In particular, Justice Stevens' majority ruling deals a devasating blow to tribunal rules which violate the Uniform Code of Military Justice and the Geneva Convenions. Indeed, the most signficiant news in Justice Steven's Hamdan majority ruling is fierce insistence on the power of international law, and in particular the Geneva Conventions, which the Administration has long dismissed as irrelevant to non-state actors like Al Qaeda volunteers. Such dismissals are nonsense, according to Justice Stevens' ruling: the Geneva Conventions' Common Article 3 clearly prohibits "the passing of sentences...without previous judgment...by a regularly constituted court affording all the judicial guarantees ... recognized as indispensable by civilized peoples." For three years, Administration lawyers have argued that the Geneva Conventions don't apply to its "war on terror". That argument is finished.

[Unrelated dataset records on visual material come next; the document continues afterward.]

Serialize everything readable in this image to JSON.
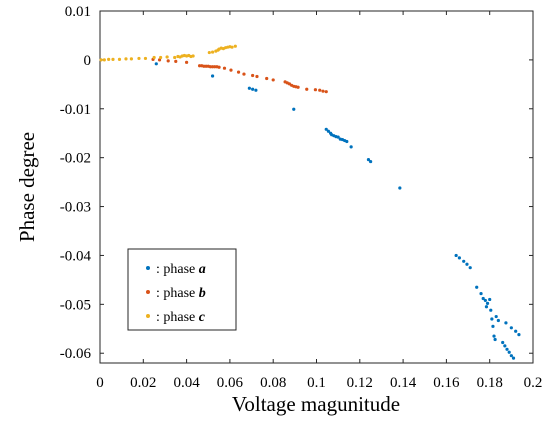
{
  "chart_data": {
    "type": "scatter",
    "xlabel": "Voltage magunitude",
    "ylabel": "Phase degree",
    "xlim": [
      0,
      0.2
    ],
    "ylim": [
      -0.062,
      0.01
    ],
    "xticks": [
      0,
      0.02,
      0.04,
      0.06,
      0.08,
      0.1,
      0.12,
      0.14,
      0.16,
      0.18,
      0.2
    ],
    "xtick_labels": [
      "0",
      "0.02",
      "0.04",
      "0.06",
      "0.08",
      "0.1",
      "0.12",
      "0.14",
      "0.16",
      "0.18",
      "0.2"
    ],
    "yticks": [
      0.01,
      0,
      -0.01,
      -0.02,
      -0.03,
      -0.04,
      -0.05,
      -0.06
    ],
    "ytick_labels": [
      "0.01",
      "0",
      "-0.01",
      "-0.02",
      "-0.03",
      "-0.04",
      "-0.05",
      "-0.06"
    ],
    "grid": false,
    "legend_position": "bottom-left",
    "series": [
      {
        "name": "phase a",
        "legend_prefix": ": phase ",
        "legend_letter": "a",
        "color": "#0072BD",
        "points": [
          [
            0.026,
            -0.0008
          ],
          [
            0.052,
            -0.0033
          ],
          [
            0.069,
            -0.0058
          ],
          [
            0.0705,
            -0.006
          ],
          [
            0.072,
            -0.0062
          ],
          [
            0.0895,
            -0.0101
          ],
          [
            0.1045,
            -0.0142
          ],
          [
            0.1055,
            -0.0146
          ],
          [
            0.1065,
            -0.015
          ],
          [
            0.107,
            -0.0153
          ],
          [
            0.108,
            -0.0155
          ],
          [
            0.109,
            -0.0157
          ],
          [
            0.11,
            -0.0158
          ],
          [
            0.111,
            -0.0162
          ],
          [
            0.112,
            -0.0163
          ],
          [
            0.113,
            -0.0165
          ],
          [
            0.114,
            -0.0167
          ],
          [
            0.116,
            -0.0178
          ],
          [
            0.124,
            -0.0204
          ],
          [
            0.125,
            -0.0208
          ],
          [
            0.1385,
            -0.0262
          ],
          [
            0.1645,
            -0.04
          ],
          [
            0.166,
            -0.0405
          ],
          [
            0.168,
            -0.0412
          ],
          [
            0.1695,
            -0.0418
          ],
          [
            0.171,
            -0.0425
          ],
          [
            0.174,
            -0.0465
          ],
          [
            0.176,
            -0.0478
          ],
          [
            0.177,
            -0.0488
          ],
          [
            0.178,
            -0.0492
          ],
          [
            0.1785,
            -0.0505
          ],
          [
            0.179,
            -0.0498
          ],
          [
            0.18,
            -0.049
          ],
          [
            0.1805,
            -0.0512
          ],
          [
            0.181,
            -0.053
          ],
          [
            0.1815,
            -0.0545
          ],
          [
            0.182,
            -0.0565
          ],
          [
            0.1825,
            -0.0572
          ],
          [
            0.183,
            -0.0525
          ],
          [
            0.184,
            -0.0533
          ],
          [
            0.186,
            -0.0578
          ],
          [
            0.187,
            -0.0585
          ],
          [
            0.188,
            -0.0592
          ],
          [
            0.189,
            -0.0598
          ],
          [
            0.19,
            -0.0605
          ],
          [
            0.191,
            -0.061
          ],
          [
            0.1875,
            -0.0538
          ],
          [
            0.19,
            -0.0548
          ],
          [
            0.192,
            -0.0555
          ],
          [
            0.1935,
            -0.0562
          ]
        ]
      },
      {
        "name": "phase b",
        "legend_prefix": ": phase ",
        "legend_letter": "b",
        "color": "#D95319",
        "points": [
          [
            0.0245,
            0.0001
          ],
          [
            0.0275,
            0.0
          ],
          [
            0.0315,
            -0.0002
          ],
          [
            0.035,
            -0.0003
          ],
          [
            0.04,
            -0.0005
          ],
          [
            0.046,
            -0.0012
          ],
          [
            0.047,
            -0.0012
          ],
          [
            0.048,
            -0.0013
          ],
          [
            0.049,
            -0.0013
          ],
          [
            0.05,
            -0.0013
          ],
          [
            0.051,
            -0.0014
          ],
          [
            0.052,
            -0.0014
          ],
          [
            0.053,
            -0.0014
          ],
          [
            0.054,
            -0.0014
          ],
          [
            0.055,
            -0.0015
          ],
          [
            0.0575,
            -0.0017
          ],
          [
            0.0605,
            -0.0021
          ],
          [
            0.064,
            -0.0025
          ],
          [
            0.0665,
            -0.0029
          ],
          [
            0.0705,
            -0.0032
          ],
          [
            0.0725,
            -0.0034
          ],
          [
            0.077,
            -0.0038
          ],
          [
            0.08,
            -0.0041
          ],
          [
            0.0855,
            -0.0045
          ],
          [
            0.0865,
            -0.0047
          ],
          [
            0.0875,
            -0.0049
          ],
          [
            0.0885,
            -0.0052
          ],
          [
            0.0895,
            -0.0054
          ],
          [
            0.0905,
            -0.0055
          ],
          [
            0.0915,
            -0.0056
          ],
          [
            0.0955,
            -0.006
          ],
          [
            0.0995,
            -0.0061
          ],
          [
            0.1015,
            -0.0062
          ],
          [
            0.103,
            -0.0064
          ],
          [
            0.1045,
            -0.0065
          ]
        ]
      },
      {
        "name": "phase c",
        "legend_prefix": ": phase ",
        "legend_letter": "c",
        "color": "#EDB120",
        "points": [
          [
            0.0005,
            0.0
          ],
          [
            0.002,
            0.0
          ],
          [
            0.004,
            0.0001
          ],
          [
            0.006,
            0.0001
          ],
          [
            0.009,
            0.0001
          ],
          [
            0.012,
            0.0002
          ],
          [
            0.0145,
            0.0002
          ],
          [
            0.018,
            0.0003
          ],
          [
            0.021,
            0.0003
          ],
          [
            0.025,
            0.0005
          ],
          [
            0.028,
            0.0005
          ],
          [
            0.031,
            0.0006
          ],
          [
            0.0345,
            0.0005
          ],
          [
            0.036,
            0.0007
          ],
          [
            0.037,
            0.0006
          ],
          [
            0.038,
            0.0008
          ],
          [
            0.039,
            0.0009
          ],
          [
            0.04,
            0.0008
          ],
          [
            0.041,
            0.0009
          ],
          [
            0.042,
            0.0007
          ],
          [
            0.043,
            0.0008
          ],
          [
            0.0505,
            0.0015
          ],
          [
            0.052,
            0.0016
          ],
          [
            0.0535,
            0.0018
          ],
          [
            0.0545,
            0.002
          ],
          [
            0.055,
            0.0022
          ],
          [
            0.056,
            0.0024
          ],
          [
            0.057,
            0.0023
          ],
          [
            0.058,
            0.0025
          ],
          [
            0.059,
            0.0026
          ],
          [
            0.06,
            0.0027
          ],
          [
            0.061,
            0.0026
          ],
          [
            0.0625,
            0.0028
          ]
        ]
      }
    ]
  }
}
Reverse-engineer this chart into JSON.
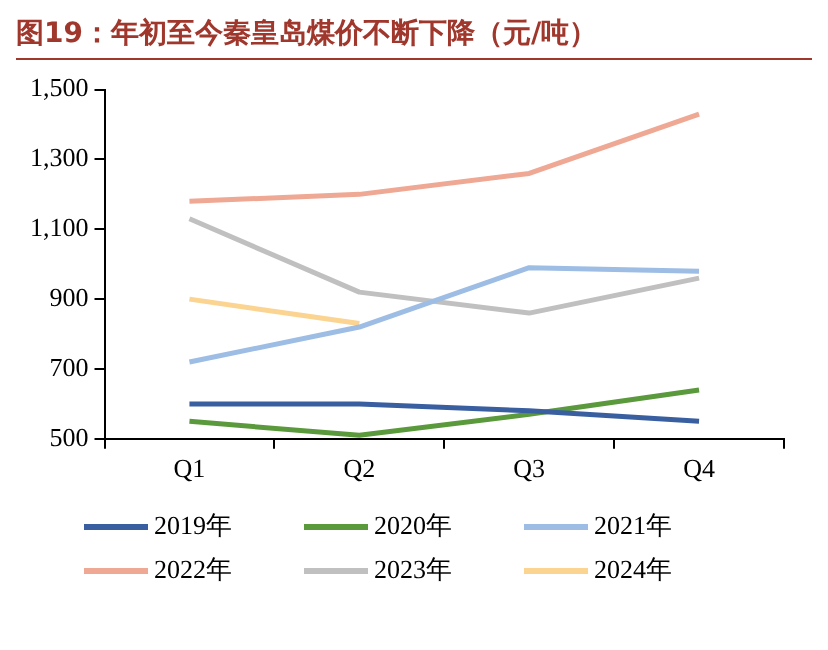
{
  "chart_data": {
    "type": "line",
    "title": "图19：年初至今秦皇岛煤价不断下降（元/吨）",
    "categories": [
      "Q1",
      "Q2",
      "Q3",
      "Q4"
    ],
    "series": [
      {
        "name": "2019年",
        "color": "#3a5fa0",
        "values": [
          600,
          600,
          580,
          550
        ]
      },
      {
        "name": "2020年",
        "color": "#5b9a3c",
        "values": [
          550,
          510,
          570,
          640
        ]
      },
      {
        "name": "2021年",
        "color": "#9dbde4",
        "values": [
          720,
          820,
          990,
          980
        ]
      },
      {
        "name": "2022年",
        "color": "#eea894",
        "values": [
          1180,
          1200,
          1260,
          1430
        ]
      },
      {
        "name": "2023年",
        "color": "#c0c0c0",
        "values": [
          1130,
          920,
          860,
          960
        ]
      },
      {
        "name": "2024年",
        "color": "#fad490",
        "values": [
          900,
          830,
          null,
          null
        ]
      }
    ],
    "ylim": [
      500,
      1500
    ],
    "yticks": [
      {
        "value": 500,
        "label": "500"
      },
      {
        "value": 700,
        "label": "700"
      },
      {
        "value": 900,
        "label": "900"
      },
      {
        "value": 1100,
        "label": "1,100"
      },
      {
        "value": 1300,
        "label": "1,300"
      },
      {
        "value": 1500,
        "label": "1,500"
      }
    ],
    "grid": false,
    "legend": "bottom",
    "marker": "none",
    "line_style": "solid"
  }
}
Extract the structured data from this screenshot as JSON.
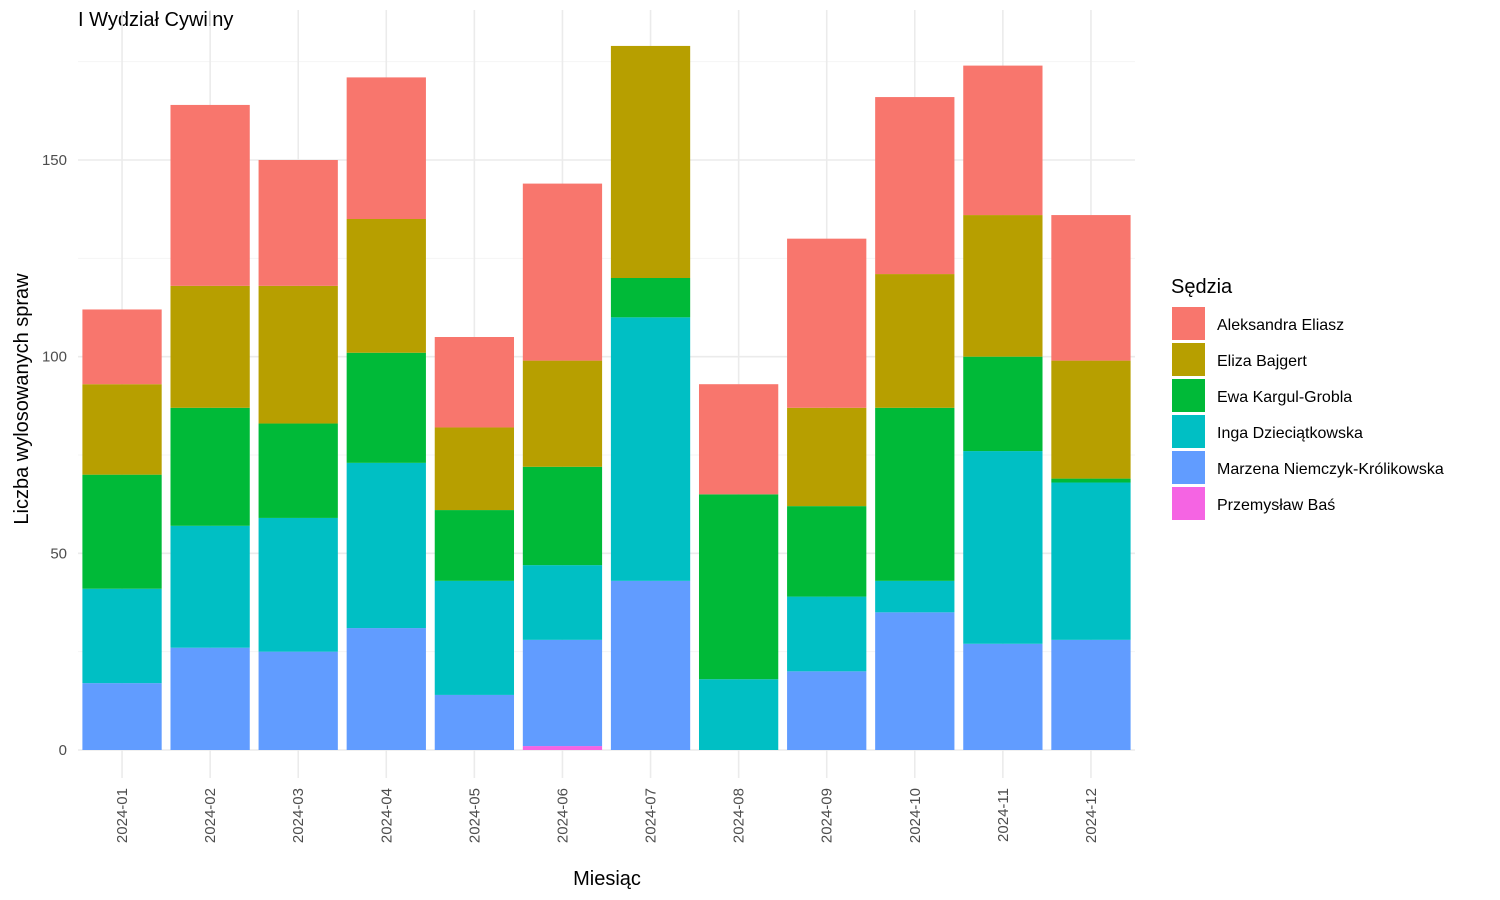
{
  "chart_data": {
    "type": "bar",
    "stacked": true,
    "title": "I Wydział Cywilny",
    "xlabel": "Miesiąc",
    "ylabel": "Liczba wylosowanych spraw",
    "ylim": [
      0,
      180
    ],
    "yticks": [
      0,
      50,
      100,
      150
    ],
    "grid": true,
    "legend_position": "right",
    "legend_title": "Sędzia",
    "categories": [
      "2024-01",
      "2024-02",
      "2024-03",
      "2024-04",
      "2024-05",
      "2024-06",
      "2024-07",
      "2024-08",
      "2024-09",
      "2024-10",
      "2024-11",
      "2024-12"
    ],
    "series": [
      {
        "name": "Aleksandra Eliasz",
        "color": "#F8766D",
        "values": [
          19,
          46,
          32,
          36,
          23,
          45,
          0,
          28,
          43,
          45,
          38,
          37
        ]
      },
      {
        "name": "Eliza Bajgert",
        "color": "#B79F00",
        "values": [
          23,
          31,
          35,
          34,
          21,
          27,
          59,
          0,
          25,
          34,
          36,
          30
        ]
      },
      {
        "name": "Ewa Kargul-Grobla",
        "color": "#00BA38",
        "values": [
          29,
          30,
          24,
          28,
          18,
          25,
          10,
          47,
          23,
          44,
          24,
          1
        ]
      },
      {
        "name": "Inga Dzieciątkowska",
        "color": "#00BFC4",
        "values": [
          24,
          31,
          34,
          42,
          29,
          19,
          67,
          18,
          19,
          8,
          49,
          40
        ]
      },
      {
        "name": "Marzena Niemczyk-Królikowska",
        "color": "#619CFF",
        "values": [
          17,
          26,
          25,
          31,
          14,
          27,
          43,
          0,
          20,
          35,
          27,
          28
        ]
      },
      {
        "name": "Przemysław Baś",
        "color": "#F564E3",
        "values": [
          0,
          0,
          0,
          0,
          0,
          1,
          0,
          0,
          0,
          0,
          0,
          0
        ]
      }
    ]
  }
}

The Administration was probably prepared to lose the Hamdan tribunals. It is not clear, however, that the White House is ready for the sweeping implications of the Supreme Court's firm invocation of internationally recognized human rights standards. Black sites, secret interrogations, torture, the whole panoply of lawless methods embraced by Bush and Rumsfeld now stand exposed.
At bottom, the Hamdan ruling is what legal scholar Jack M. Balkin calls "democracy-forcing": It restores checks and balances, strips the President of illegally-seized powers, and requires the President to go back to Congress for an open debate on any new tribunals he would like to establish, as well as any revision to the nation's adherence to international law. What Justice Stevens and the five-vote Court majority have done is raise the floor on human rights--not just for Bin Laden's driver and not just at Guantánamo, but in Washington itself.